Posts Tagged ‘Wolfgang Lischke’

Dual Frequencies at the Ultraschall Festival

Friday, January 24th, 2014

TOM1848[1]By Rebecca Schmid

Duos—both literal and metaphoric—are the official theme for this year’s Ultraschall Festival for New Music, taking place in Berlin until Jan.31. The event, hosted by the city’s two main classical radio stations, Kulturradio rbb and Deutschlandradio Kultur, is better known for its wide range of offerings than its tight programming. But the concept was not lost on a mostly orchestral concert at the Haus des Rundfunks on Wednesday.

Opening the evening was Jörg Widmann with his own work 5 Bruchstücke (1997) for clarinet and piano. The approximately eight-minute series of miniatures creates pointed dialogue with a range of extended techniques, from circular gestures which are echoed inside the clarinet—so skillful in the hands of Widmann as to simulate live electronic loops—to the strumming of prepared strings. Holger Groschopp, stepping in for Heinz Holliger—who was forced to withdraw for personal reasons—coordinated from the piano with impeccable timing.

In onstage moderation, freshly installed co-intendant and rbb radio host Andreas Göbel extended the duo theme to Widmann’s parallel activities as a clarinettist and composer as well as his use of both A and B clarinets in the Bruchstücke. Widmann admitted that he sometimes “curses” himself in writing such difficult music but considers it an interpreter’s responsibility to test established boundaries.

He then took the stage for Elliott Carter’s Clarinet Concerto (1996). The approximately 18-minute work requires the soloist move about and join different instrumental groups in short episodes until the entire ensemble comes together.

Widmann’s virtuosic execution of the filigree melodies and ability to emerge organically from a range of timbres revealed his uncanny ability to bend the clarinet to his own artistic ends. The conductor Wolfgang Lischke led the Deutsches-Symphonie Orchester in a precise reading whose slightly studied nature can easily be excused given that he was replacing Holliger last-minute.

The second half of the program was devoted to Swiss composers, Holliger the first among them with his double concerto Janus, which premiered in Salzburg two seasons ago.
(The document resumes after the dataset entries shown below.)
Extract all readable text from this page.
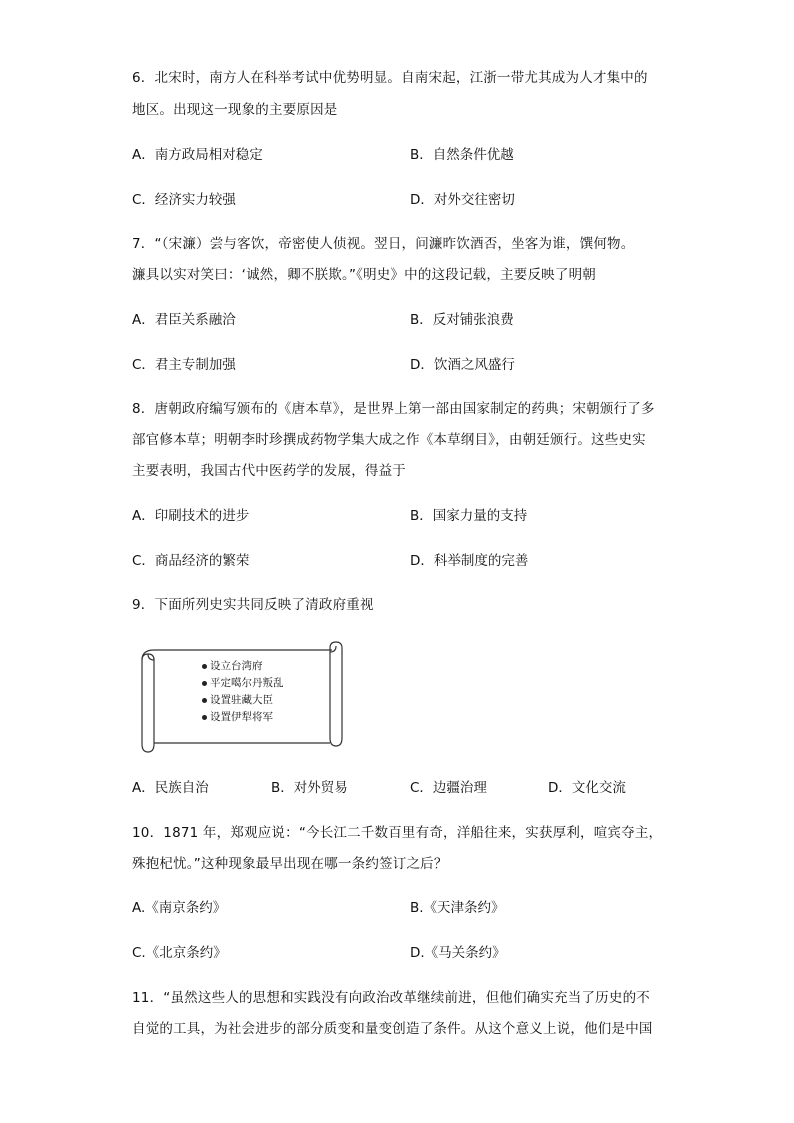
6．北宋时，南方人在科举考试中优势明显。自南宋起，江浙一带尤其成为人才集中的
地区。出现这一现象的主要原因是
A．南方政局相对稳定	B．自然条件优越
C．经济实力较强	D．对外交往密切
7．“（宋濂）尝与客饮，帝密使人侦视。翌日，问濂昨饮酒否，坐客为谁，馔何物。
濂具以实对笑曰：‘诚然，卿不朕欺。”《明史》中的这段记载，主要反映了明朝
A．君臣关系融洽	B．反对铺张浪费
C．君主专制加强	D．饮酒之风盛行
8．唐朝政府编写颁布的《唐本草》，是世界上第一部由国家制定的药典；宋朝颁行了多
部官修本草；明朝李时珍撰成药物学集大成之作《本草纲目》，由朝廷颁行。这些史实
主要表明，我国古代中医药学的发展，得益于
A．印刷技术的进步	B．国家力量的支持
C．商品经济的繁荣	D．科举制度的完善
9．下面所列史实共同反映了清政府重视
设立台湾府
平定噶尔丹叛乱
设置驻藏大臣
设置伊犁将军
A．民族自治	B．对外贸易	C．边疆治理	D．文化交流
10．1871 年，郑观应说：“今长江二千数百里有奇，洋船往来，实获厚利，喧宾夺主，
殊抱杞忧。”这种现象最早出现在哪一条约签订之后？
A.《南京条约》	B.《天津条约》
C.《北京条约》	D.《马关条约》
11．“虽然这些人的思想和实践没有向政治改革继续前进，但他们确实充当了历史的不
自觉的工具，为社会进步的部分质变和量变创造了条件。从这个意义上说，他们是中国
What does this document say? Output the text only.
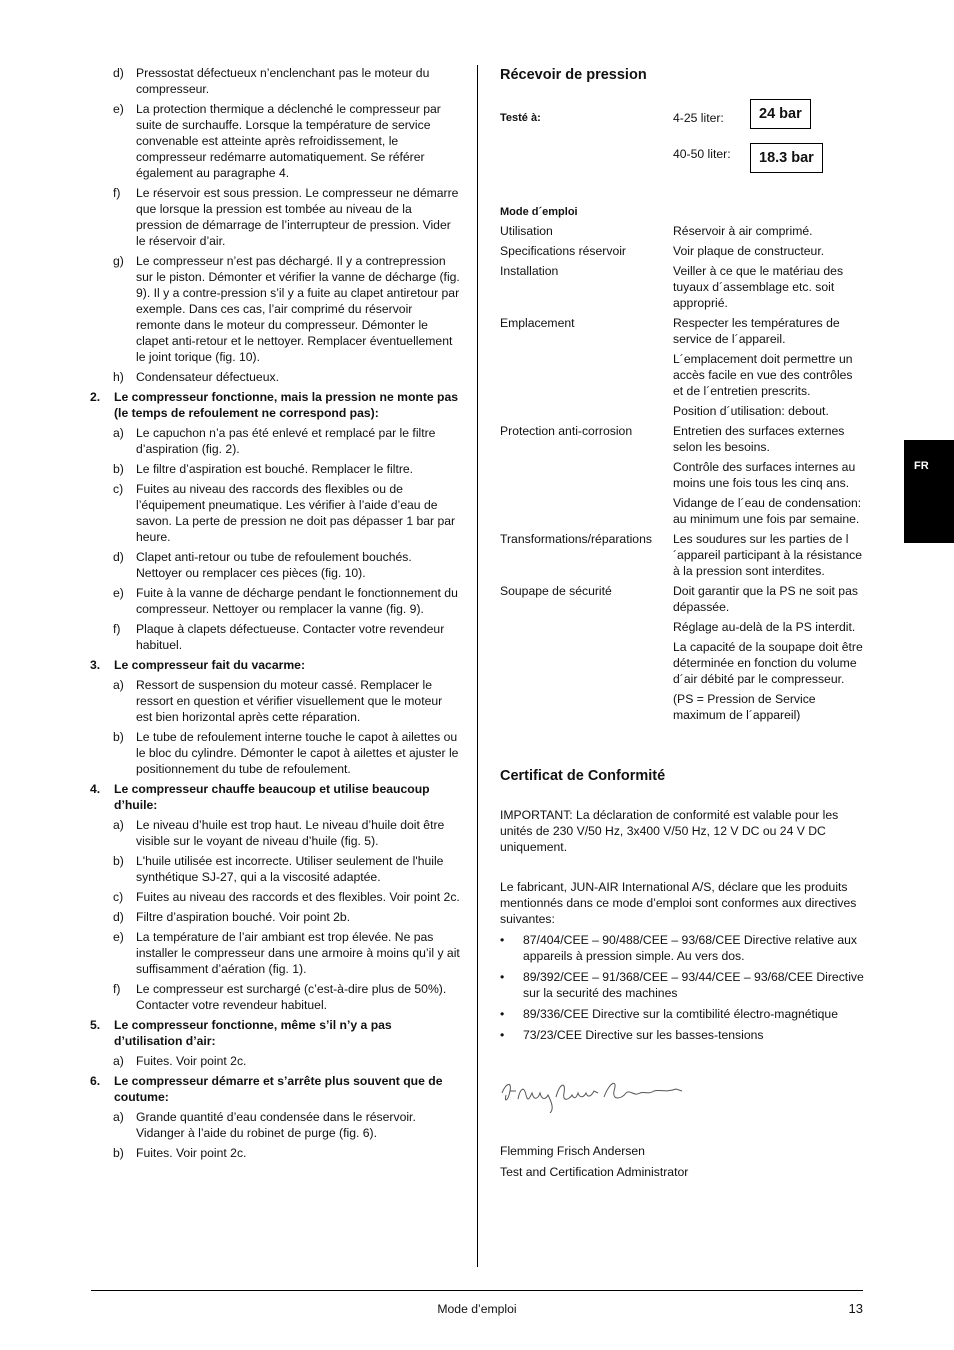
d) Pressostat défectueux n’enclenchant pas le moteur du compresseur.
e) La protection thermique a déclenché le compresseur par suite de surchauffe. Lorsque la température de service convenable est atteinte après refroidissement, le compresseur redémarre automatiquement. Se référer également au paragraphe 4.
f) Le réservoir est sous pression. Le compresseur ne démarre que lorsque la pression est tombée au niveau de la pression de démarrage de l’interrupteur de pression. Vider le réservoir d’air.
g) Le compresseur n’est pas déchargé. Il y a contrepression sur le piston. Démonter et vérifier la vanne de décharge (fig. 9). Il y a contre-pression s’il y a fuite au clapet antiretour par exemple. Dans ces cas, l’air comprimé du réservoir remonte dans le moteur du compresseur. Démonter le clapet anti-retour et le nettoyer. Remplacer éventuellement le joint torique (fig. 10).
h) Condensateur défectueux.
2. Le compresseur fonctionne, mais la pression ne monte pas (le temps de refoulement ne correspond pas):
a) Le capuchon n’a pas été enlevé et remplacé par le filtre d’aspiration (fig. 2).
b) Le filtre d’aspiration est bouché. Remplacer le filtre.
c) Fuites au niveau des raccords des flexibles ou de l’équipement pneumatique. Les vérifier à l’aide d’eau de savon. La perte de pression ne doit pas dépasser 1 bar par heure.
d) Clapet anti-retour ou tube de refoulement bouchés. Nettoyer ou remplacer ces pièces (fig. 10).
e) Fuite à la vanne de décharge pendant le fonctionnement du compresseur. Nettoyer ou remplacer la vanne (fig. 9).
f) Plaque à clapets défectueuse. Contacter votre revendeur habituel.
3. Le compresseur fait du vacarme:
a) Ressort de suspension du moteur cassé. Remplacer le ressort en question et vérifier visuellement que le moteur est bien horizontal après cette réparation.
b) Le tube de refoulement interne touche le capot à ailettes ou le bloc du cylindre. Démonter le capot à ailettes et ajuster le positionnement du tube de refoulement.
4. Le compresseur chauffe beaucoup et utilise beaucoup d’huile:
a) Le niveau d’huile est trop haut. Le niveau d’huile doit être visible sur le voyant de niveau d’huile (fig. 5).
b) L'huile utilisée est incorrecte. Utiliser seulement de l'huile synthétique SJ-27, qui a la viscosité adaptée.
c) Fuites au niveau des raccords et des flexibles. Voir point 2c.
d) Filtre d’aspiration bouché. Voir point 2b.
e) La température de l’air ambiant est trop élevée. Ne pas installer le compresseur dans une armoire à moins qu’il y ait suffisamment d’aération (fig. 1).
f) Le compresseur est surchargé (c’est-à-dire plus de 50%). Contacter votre revendeur habituel.
5. Le compresseur fonctionne, même s’il n’y a pas d’utilisation d’air:
a) Fuites. Voir point 2c.
6. Le compresseur démarre et s’arrête plus souvent que de coutume:
a) Grande quantité d’eau condensée dans le réservoir. Vidanger à l’aide du robinet de purge (fig. 6).
b) Fuites. Voir point 2c.
Récevoir de pression
Testé à:	4-25 liter:	24 bar
40-50 liter:	18.3 bar
Mode d´emploi
Utilisation	Réservoir à air comprimé.

Specifications réservoir	Voir plaque de constructeur.

Installation	Veiller à ce que le matériau des tuyaux d´assemblage etc. soit approprié.

Emplacement	Respecter les températures de service de l´appareil.

L´emplacement doit permettre un accès facile en vue des contrôles et de l´entretien prescrits.

Position d´utilisation: debout.

Protection anti-corrosion	Entretien des surfaces externes selon les besoins.

Contrôle des surfaces internes au moins une fois tous les cinq ans.

Vidange de l´eau de condensation: au minimum une fois par semaine.

Transformations/réparations	Les soudures sur les parties de l´appareil participant à la résistance à la pression sont interdites.

Soupape de sécurité	Doit garantir que la PS ne soit pas dépassée.

Réglage au-delà de la PS interdit.

La capacité de la soupape doit être déterminée en fonction du volume d´air débité par le compresseur.

(PS = Pression de Service maximum de l´appareil)

Certificat de Conformité
IMPORTANT: La déclaration de conformité est valable pour les unités de 230 V/50 Hz, 3x400 V/50 Hz, 12 V DC ou 24 V DC uniquement.
Le fabricant, JUN-AIR International A/S, déclare que les produits mentionnés dans ce mode d’emploi sont conformes aux directives suivantes:
• 87/404/CEE – 90/488/CEE – 93/68/CEE Directive relative aux appareils à pression simple. Au vers dos.
• 89/392/CEE – 91/368/CEE – 93/44/CEE – 93/68/CEE Directive sur la securité des machines
• 89/336/CEE Directive sur la comtibilité électro-magnétique
• 73/23/CEE Directive sur les basses-tensions
Flemming Frisch Andersen
Test and Certification Administrator
FR
Mode d’emploi	13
The original soloists, violinist Thomas Zehetmair and violist Ruth Killius, engaged in heated struggle with the orchestra, puncturing a molten surface of swarming textures.

The final stretch of the approximately 20-minute piece, named after the Roman god who looks both to the future and the past, creates tremendous tension with the soloists thrashing their bows in the air, the harpist swiping various plastic objects across her instrument, metallic whirring in the string section giving way to ethereal chimes.

Klaus Huber’s Tenebrae, the only work of the evening to exploit a large-scale orchestra and the oldest on the roster with a premiere date of 1967, is also a study in masterful instrumentation and dramatic purpose. The darkness implied in the title is more of a metaphysical force that drives the music, alternating glassy strings with frenetic winds, eerie emptiness with screaming blasts, a mystic realm that does not seek clear answers. A certain duality nevertheless underpins the 18-minute work.

The 90-year-old Huber was present for a short conversation in which he spoke of the work’s premiere in Warsaw, leading Göbel to tie the theme of darkness to Cold War politics of the time. Yet the composer emphasized that the music should speak for itself, perhaps even more easily now than it did in the 1960s.